Superman and Batman get a little more psychologically complex once the young, Marvelesque Jim Shooter starts contributing scripts, along with long-time-to-be Superman scribe Cary Bates and Leo Dorfman. The heroes show more doubt and have more problems, sometimes to a ridiculous extent. The final story in the volume features an astonishingly underwhelming villain who nonetheless figures out the location of the Bat-cave in about two minutes...and gets inside. It also features Batman and Superman telling a Q&A group what villains they most fear and why. Really? This is not a particularly good thing to get all carey and sharey about!
The 1950's and 1960's were also a period when everyone on the planet seemed to have several pounds of Kryptonite lying around the house. It's a good thing these were stories for children -- otherwise, Superman would have died a thousand times over. One can see by the rote use of Kryptonite by every bloody criminal on the planet why the editors tried to wipe the Kryptonian menace out during the soft Superman reboot of 1970.
Or John Byrne's hard Superman reboot of 1986, for that matter, which initially reduced the amount of Kryptonite on Earth to one fist-sized chunk. Having learned nothing from 63 years of Superman history, the producers of Smallville re-introduced Kryptonite in mass quantities and upped the ante by having it give human beings super-powers as well. Because as Bizarro-Superman (who also appears here) would say, Hollywood am smart!
In order to introduce non-Kryptonite-centric drama, the creators of World's Finest resorted several times in the three years spanned by this collection to two recurring story models. One is the 'Imaginary Story', in which out-of-continuity events such as Bruce Wayne being adopted by Jonathan and Martha Kent and being raised as Clark Kent's brother could occur. These Imaginary Stories often represented the best DC stories (for adult readers, anyway) of the 1950's and 1960's, as people could actually change and even die in them.
The other old stand-by involved the magical pair of transdimensional tricksters Mr. Mxyzptlk and Bat-Mite getting up to magical shenanigans to test the character of Superman and Batman.

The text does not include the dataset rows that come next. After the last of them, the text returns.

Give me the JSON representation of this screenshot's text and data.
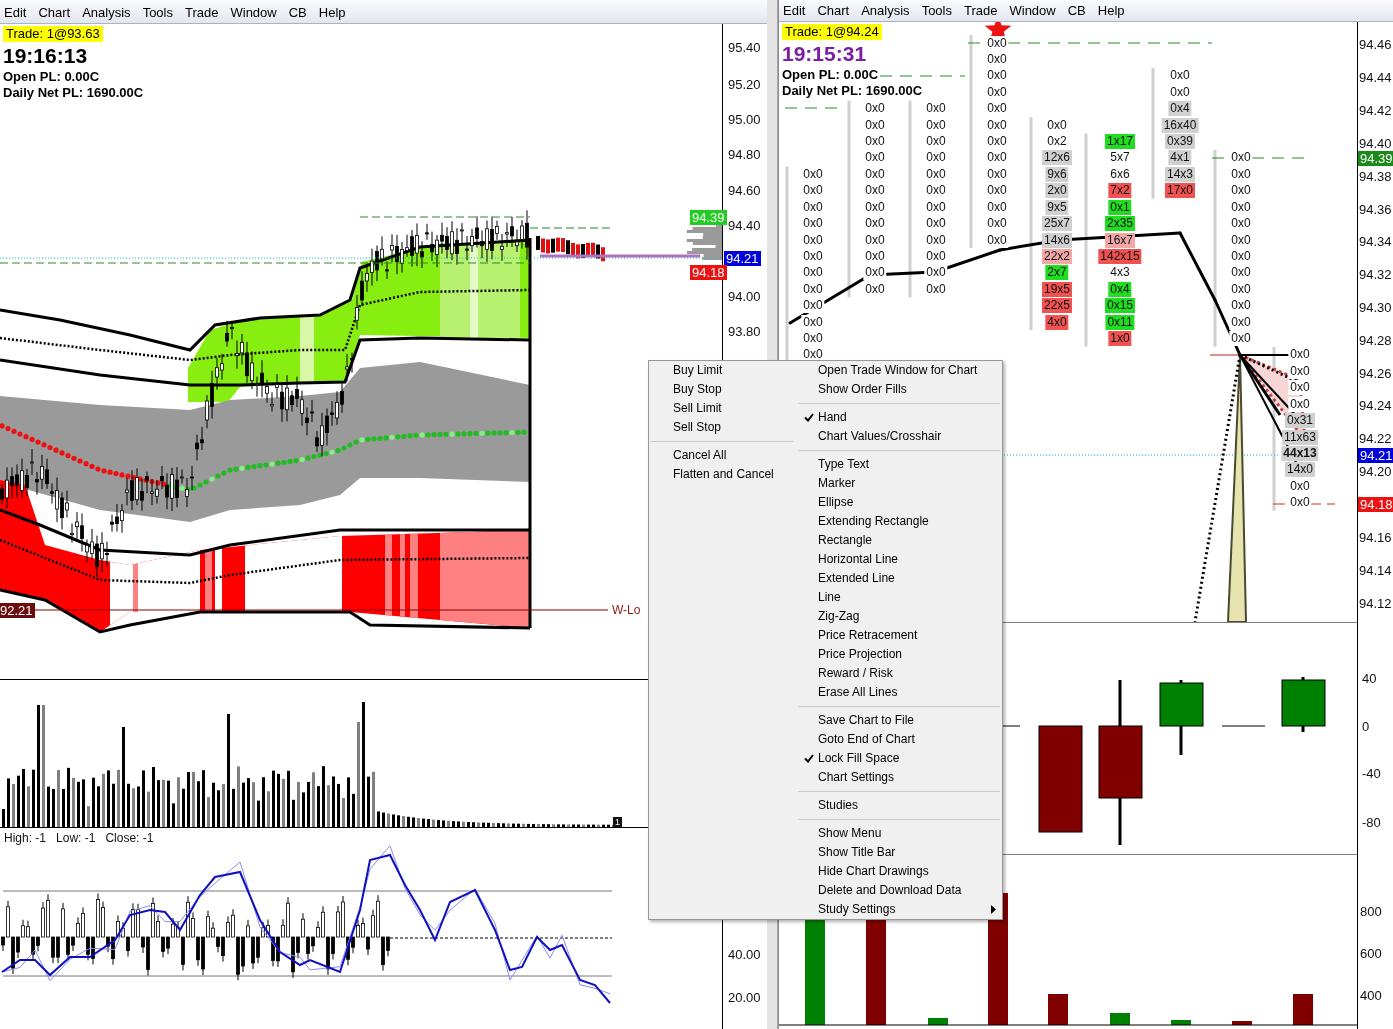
{
  "left_window": {
    "menu": [
      "Edit",
      "Chart",
      "Analysis",
      "Tools",
      "Trade",
      "Window",
      "CB",
      "Help"
    ],
    "trade": "Trade: 1@93.63",
    "time": "19:16:13",
    "open_pl": "Open PL: 0.00C",
    "daily_pl": "Daily Net PL: 1690.00C",
    "price_axis": [
      {
        "kind": "tick",
        "text": "95.40"
      },
      {
        "kind": "tick",
        "text": "95.20"
      },
      {
        "kind": "tick",
        "text": "95.00"
      },
      {
        "kind": "tick",
        "text": "94.80"
      },
      {
        "kind": "tick",
        "text": "94.60"
      },
      {
        "kind": "badge",
        "text": "94.39",
        "color": "#22cc22"
      },
      {
        "kind": "tick",
        "text": "94.40"
      },
      {
        "kind": "badge",
        "text": "94.21",
        "color": "#0000dd"
      },
      {
        "kind": "badge",
        "text": "94.18",
        "color": "#ee1111"
      },
      {
        "kind": "tick",
        "text": "94.00"
      },
      {
        "kind": "tick",
        "text": "93.80"
      }
    ],
    "low_badge": "92.21",
    "low_label": "W-Lo",
    "volume_marker": "1",
    "oscillator_legend": [
      "High: -1",
      "Low: -1",
      "Close: -1"
    ],
    "oscillator_axis": [
      "40.00",
      "20.00"
    ]
  },
  "right_window": {
    "menu": [
      "Edit",
      "Chart",
      "Analysis",
      "Tools",
      "Trade",
      "Window",
      "CB",
      "Help"
    ],
    "trade": "Trade: 1@94.24",
    "time": "19:15:31",
    "open_pl": "Open PL: 0.00C",
    "daily_pl": "Daily Net PL: 1690.00C",
    "price_axis": [
      {
        "kind": "tick",
        "text": "94.46"
      },
      {
        "kind": "tick",
        "text": "94.44"
      },
      {
        "kind": "tick",
        "text": "94.42"
      },
      {
        "kind": "tick",
        "text": "94.40"
      },
      {
        "kind": "badge",
        "text": "94.39",
        "color": "#1a8a1a"
      },
      {
        "kind": "tick",
        "text": "94.38"
      },
      {
        "kind": "tick",
        "text": "94.36"
      },
      {
        "kind": "tick",
        "text": "94.34"
      },
      {
        "kind": "tick",
        "text": "94.32"
      },
      {
        "kind": "tick",
        "text": "94.30"
      },
      {
        "kind": "tick",
        "text": "94.28"
      },
      {
        "kind": "tick",
        "text": "94.26"
      },
      {
        "kind": "tick",
        "text": "94.24"
      },
      {
        "kind": "tick",
        "text": "94.22"
      },
      {
        "kind": "badge",
        "text": "94.21",
        "color": "#0000dd"
      },
      {
        "kind": "tick",
        "text": "94.20"
      },
      {
        "kind": "badge",
        "text": "94.18",
        "color": "#ee1111"
      },
      {
        "kind": "tick",
        "text": "94.16"
      },
      {
        "kind": "tick",
        "text": "94.14"
      },
      {
        "kind": "tick",
        "text": "94.12"
      }
    ],
    "order_book": {
      "columns": [
        [
          {
            "kind": "plain",
            "text": "0x0"
          },
          {
            "kind": "plain",
            "text": "0x0"
          },
          {
            "kind": "plain",
            "text": "0x0"
          },
          {
            "kind": "plain",
            "text": "0x0"
          },
          {
            "kind": "plain",
            "text": "0x0"
          },
          {
            "kind": "plain",
            "text": "0x0"
          },
          {
            "kind": "plain",
            "text": "0x0"
          },
          {
            "kind": "plain",
            "text": "0x0"
          },
          {
            "kind": "plain",
            "text": "0x0"
          },
          {
            "kind": "plain",
            "text": "0x0"
          },
          {
            "kind": "plain",
            "text": "0x0"
          },
          {
            "kind": "plain",
            "text": "0x0"
          }
        ],
        [
          {
            "kind": "plain",
            "text": "0x0"
          },
          {
            "kind": "plain",
            "text": "0x0"
          },
          {
            "kind": "plain",
            "text": "0x0"
          },
          {
            "kind": "plain",
            "text": "0x0"
          },
          {
            "kind": "plain",
            "text": "0x0"
          },
          {
            "kind": "plain",
            "text": "0x0"
          },
          {
            "kind": "plain",
            "text": "0x0"
          },
          {
            "kind": "plain",
            "text": "0x0"
          },
          {
            "kind": "plain",
            "text": "0x0"
          },
          {
            "kind": "plain",
            "text": "0x0"
          },
          {
            "kind": "plain",
            "text": "0x0"
          },
          {
            "kind": "plain",
            "text": "0x0"
          }
        ],
        [
          {
            "kind": "plain",
            "text": "0x0"
          },
          {
            "kind": "plain",
            "text": "0x0"
          },
          {
            "kind": "plain",
            "text": "0x0"
          },
          {
            "kind": "plain",
            "text": "0x0"
          },
          {
            "kind": "plain",
            "text": "0x0"
          },
          {
            "kind": "plain",
            "text": "0x0"
          },
          {
            "kind": "plain",
            "text": "0x0"
          },
          {
            "kind": "plain",
            "text": "0x0"
          },
          {
            "kind": "plain",
            "text": "0x0"
          },
          {
            "kind": "plain",
            "text": "0x0"
          },
          {
            "kind": "plain",
            "text": "0x0"
          },
          {
            "kind": "plain",
            "text": "0x0"
          }
        ],
        [
          {
            "kind": "plain",
            "text": "0x0"
          },
          {
            "kind": "plain",
            "text": "0x0"
          },
          {
            "kind": "plain",
            "text": "0x0"
          },
          {
            "kind": "plain",
            "text": "0x0"
          },
          {
            "kind": "plain",
            "text": "0x0"
          },
          {
            "kind": "plain",
            "text": "0x0"
          },
          {
            "kind": "plain",
            "text": "0x0"
          },
          {
            "kind": "plain",
            "text": "0x0"
          },
          {
            "kind": "plain",
            "text": "0x0"
          },
          {
            "kind": "plain",
            "text": "0x0"
          },
          {
            "kind": "plain",
            "text": "0x0"
          },
          {
            "kind": "plain",
            "text": "0x0"
          },
          {
            "kind": "plain",
            "text": "0x0"
          }
        ],
        [
          {
            "kind": "plain",
            "text": "0x0"
          },
          {
            "kind": "plain",
            "text": "0x2"
          },
          {
            "kind": "bar",
            "text": "12x6",
            "color": "#d0d0d0"
          },
          {
            "kind": "bar",
            "text": "9x6",
            "color": "#d0d0d0"
          },
          {
            "kind": "bar",
            "text": "2x0",
            "color": "#d0d0d0"
          },
          {
            "kind": "bar",
            "text": "9x5",
            "color": "#d0d0d0"
          },
          {
            "kind": "bar",
            "text": "25x7",
            "color": "#d0d0d0"
          },
          {
            "kind": "bar",
            "text": "14x6",
            "color": "#d0d0d0"
          },
          {
            "kind": "bar",
            "text": "22x2",
            "color": "#f4a7a7"
          },
          {
            "kind": "bar",
            "text": "2x7",
            "color": "#1fdd1f"
          },
          {
            "kind": "bar",
            "text": "19x5",
            "color": "#f05252"
          },
          {
            "kind": "bar",
            "text": "22x5",
            "color": "#f05252"
          },
          {
            "kind": "bar",
            "text": "4x0",
            "color": "#f05252"
          }
        ],
        [
          {
            "kind": "bar",
            "text": "1x17",
            "color": "#1fdd1f"
          },
          {
            "kind": "plain",
            "text": "5x7"
          },
          {
            "kind": "plain",
            "text": "6x6"
          },
          {
            "kind": "bar",
            "text": "7x2",
            "color": "#f05252"
          },
          {
            "kind": "bar",
            "text": "0x1",
            "color": "#1fdd1f"
          },
          {
            "kind": "bar",
            "text": "2x35",
            "color": "#1fdd1f"
          },
          {
            "kind": "bar",
            "text": "16x7",
            "color": "#f4a7a7"
          },
          {
            "kind": "bar",
            "text": "142x15",
            "color": "#f05252"
          },
          {
            "kind": "plain",
            "text": "4x3"
          },
          {
            "kind": "bar",
            "text": "0x4",
            "color": "#1fdd1f"
          },
          {
            "kind": "bar",
            "text": "0x15",
            "color": "#1fdd1f"
          },
          {
            "kind": "bar",
            "text": "0x11",
            "color": "#1fdd1f"
          },
          {
            "kind": "bar",
            "text": "1x0",
            "color": "#f05252"
          }
        ],
        [
          {
            "kind": "plain",
            "text": "0x0"
          },
          {
            "kind": "plain",
            "text": "0x0"
          },
          {
            "kind": "bar",
            "text": "0x4",
            "color": "#d0d0d0"
          },
          {
            "kind": "bar",
            "text": "16x40",
            "color": "#d0d0d0"
          },
          {
            "kind": "bar",
            "text": "0x39",
            "color": "#d0d0d0"
          },
          {
            "kind": "bar",
            "text": "4x1",
            "color": "#d0d0d0"
          },
          {
            "kind": "bar",
            "text": "14x3",
            "color": "#d0d0d0"
          },
          {
            "kind": "bar",
            "text": "17x0",
            "color": "#f05252"
          }
        ],
        [
          {
            "kind": "plain",
            "text": "0x0"
          },
          {
            "kind": "plain",
            "text": "0x0"
          },
          {
            "kind": "plain",
            "text": "0x0"
          },
          {
            "kind": "plain",
            "text": "0x0"
          },
          {
            "kind": "plain",
            "text": "0x0"
          },
          {
            "kind": "plain",
            "text": "0x0"
          },
          {
            "kind": "plain",
            "text": "0x0"
          },
          {
            "kind": "plain",
            "text": "0x0"
          },
          {
            "kind": "plain",
            "text": "0x0"
          },
          {
            "kind": "plain",
            "text": "0x0"
          },
          {
            "kind": "plain",
            "text": "0x0"
          },
          {
            "kind": "plain",
            "text": "0x0"
          }
        ],
        [
          {
            "kind": "plain",
            "text": "0x0"
          },
          {
            "kind": "plain",
            "text": "0x0"
          },
          {
            "kind": "plain",
            "text": "0x0"
          },
          {
            "kind": "plain",
            "text": "0x0"
          },
          {
            "kind": "bar",
            "text": "0x31",
            "color": "#d0d0d0"
          },
          {
            "kind": "bar",
            "text": "11x63",
            "color": "#d0d0d0"
          },
          {
            "kind": "last",
            "text": "44x13",
            "color": "#d0d0d0"
          },
          {
            "kind": "bar",
            "text": "14x0",
            "color": "#d0d0d0"
          },
          {
            "kind": "plain",
            "text": "0x0"
          },
          {
            "kind": "plain",
            "text": "0x0"
          }
        ]
      ]
    },
    "delta_axis": [
      "40",
      "0",
      "-40",
      "-80"
    ],
    "volume_axis": [
      "800",
      "600",
      "400"
    ]
  },
  "context_menu": {
    "left_groups": [
      [
        "Buy Limit",
        "Buy Stop",
        "Sell Limit",
        "Sell Stop"
      ],
      [
        "Cancel All",
        "Flatten and Cancel"
      ]
    ],
    "right_groups": [
      [
        {
          "label": "Open Trade Window for Chart",
          "checked": false,
          "submenu": false
        },
        {
          "label": "Show Order Fills",
          "checked": false,
          "submenu": false
        }
      ],
      [
        {
          "label": "Hand",
          "checked": true,
          "submenu": false
        },
        {
          "label": "Chart Values/Crosshair",
          "checked": false,
          "submenu": false
        }
      ],
      [
        {
          "label": "Type Text",
          "checked": false,
          "submenu": false
        },
        {
          "label": "Marker",
          "checked": false,
          "submenu": false
        },
        {
          "label": "Ellipse",
          "checked": false,
          "submenu": false
        },
        {
          "label": "Extending Rectangle",
          "checked": false,
          "submenu": false
        },
        {
          "label": "Rectangle",
          "checked": false,
          "submenu": false
        },
        {
          "label": "Horizontal Line",
          "checked": false,
          "submenu": false
        },
        {
          "label": "Extended Line",
          "checked": false,
          "submenu": false
        },
        {
          "label": "Line",
          "checked": false,
          "submenu": false
        },
        {
          "label": "Zig-Zag",
          "checked": false,
          "submenu": false
        },
        {
          "label": "Price Retracement",
          "checked": false,
          "submenu": false
        },
        {
          "label": "Price Projection",
          "checked": false,
          "submenu": false
        },
        {
          "label": "Reward / Risk",
          "checked": false,
          "submenu": false
        },
        {
          "label": "Erase All Lines",
          "checked": false,
          "submenu": false
        }
      ],
      [
        {
          "label": "Save Chart to File",
          "checked": false,
          "submenu": false
        },
        {
          "label": "Goto End of Chart",
          "checked": false,
          "submenu": false
        },
        {
          "label": "Lock Fill Space",
          "checked": true,
          "submenu": false
        },
        {
          "label": "Chart Settings",
          "checked": false,
          "submenu": false
        }
      ],
      [
        {
          "label": "Studies",
          "checked": false,
          "submenu": false
        }
      ],
      [
        {
          "label": "Show Menu",
          "checked": false,
          "submenu": false
        },
        {
          "label": "Show Title Bar",
          "checked": false,
          "submenu": false
        },
        {
          "label": "Hide Chart Drawings",
          "checked": false,
          "submenu": false
        },
        {
          "label": "Delete and Download Data",
          "checked": false,
          "submenu": false
        },
        {
          "label": "Study Settings",
          "checked": false,
          "submenu": true
        }
      ]
    ]
  }
}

Because the effects of their magic -- up to and including mass death -- would cease to exist once they were banished back to their magical other-dimensional worlds, their stories could also involve a lot of danger and humiliation for the World's Finest team. Cartoonist Evan Dorkin took the Bat-Mite/Mxyzptlk stories to their logical conclusion in 2001's World's Funniest, which I thought was pretty funny.

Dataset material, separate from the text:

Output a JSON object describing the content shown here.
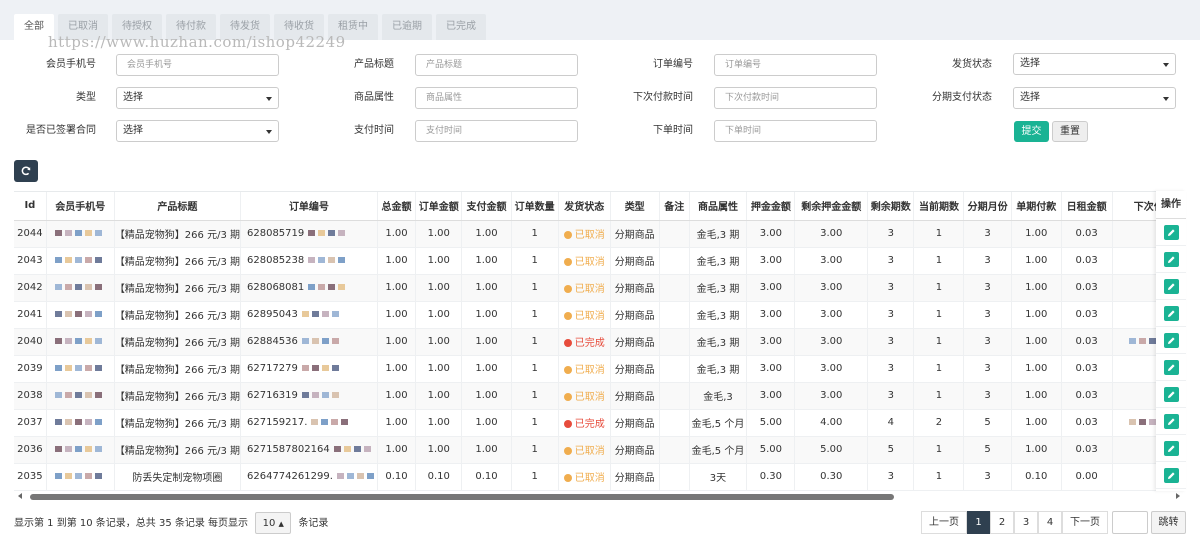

All in all, this volume is a weird delight. Is it sophisticated graphic entertainment for adults? No. But it's more fun than a barrel of Kryptonite. And barrels of Kryptonite must be fun because everyone's got one! Also, King Arthur and his knights had super-powers in the DC Universe at this point! And the Superman of the 30th century can be brought low by... sea water, all of which is now deadly radioactive! Because Kryptonite wasn't pervasive enough! Highly recommended.